What if I told you that you are participating in an actual job--that you were, in fact, working for Google? Yup. In yet another brilliant crowdsourcing scheme, similar to their Goog-411 project (remember calling 1-800-GOOG-411 for free information? they were using your voice to teach their search engine how to perform search by voice), Google has us, the unsuspecting common man, to decipher inscrutible text in the Google Books project.
According to a New York Time's article, "Deciphering Old Texts, One Woozy, Curvy Word at a Time," Captchas was a project developed by a computer scientist Luis von Ahn and his team at Carnegie Mellon University.
The now ubitquituous reCaptchas program was created after the New York Times asked von Ahn's group to digitize their archives. Now, any of you who ever scanned a document know, it is an imperfect science. When I worked in records early in my legal career, I learned the hard way how difficult it is to OCR docs. There are always drunken looking words that hang in the inner margins, stamps that are difficult to read, old typewriter ribbons that smudged.

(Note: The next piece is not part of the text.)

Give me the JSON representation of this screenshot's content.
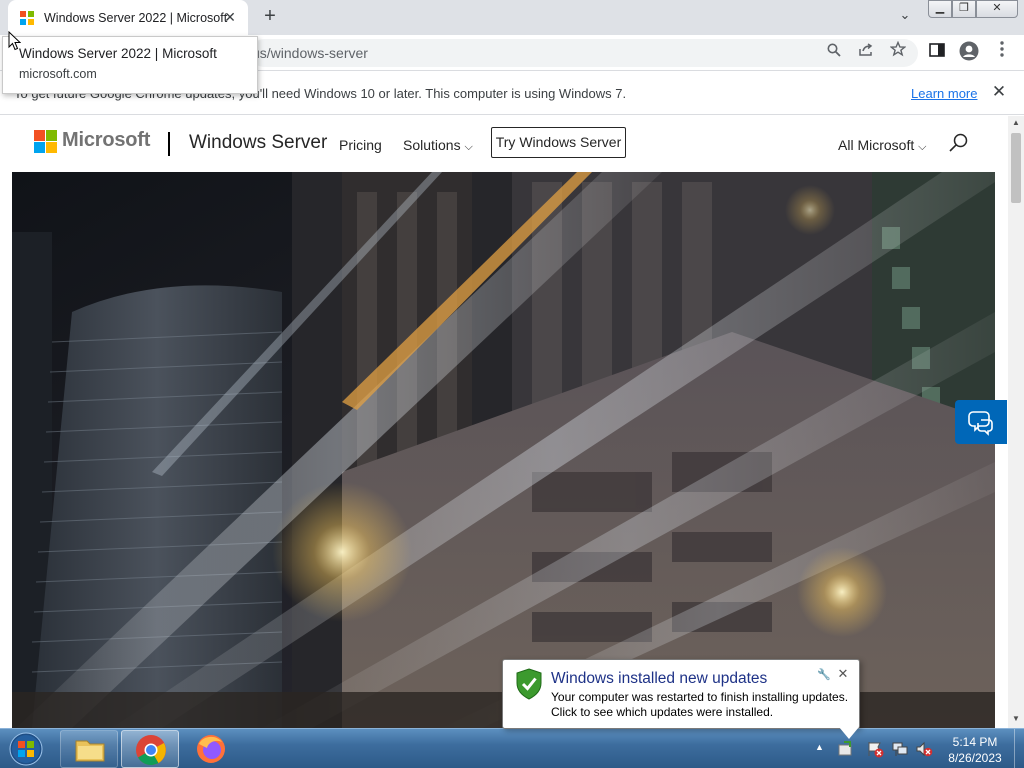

So von Ahn (don't you like that name? It think it rhymes with "Ah-Hah!"), converted the unreadable to a bitmap image, convert it to OCR (optical character recognition), then converted it to a Captcha (completely automated public Turing test to tell computers and humans apart (Turing being the British computer pioneer)). Then it is a simple matter for a human to look at the text and decipher.
The only catch is that there are gazillions of these words stretched across time. So von Ahn figured a way to do it. An extremely profitable way. ReCaptcha is the go-to authentication service for web sites.
Von Ahn figures that 200 million Captchas are figured out each day, at a rate of 1 Captcha decoded every 10 seconds. He started his little project in 2006. He sold the little start-up in 2009. To Google. For an undisclosed amount.
Yeah, baby.
Maybe our own smarty-pants in legal land can figure out how to Captcha our own OCRs by our unwitting staff. Hmmm. The mind boggles.
All I want to know is can I get Google to give me back pay for all of this?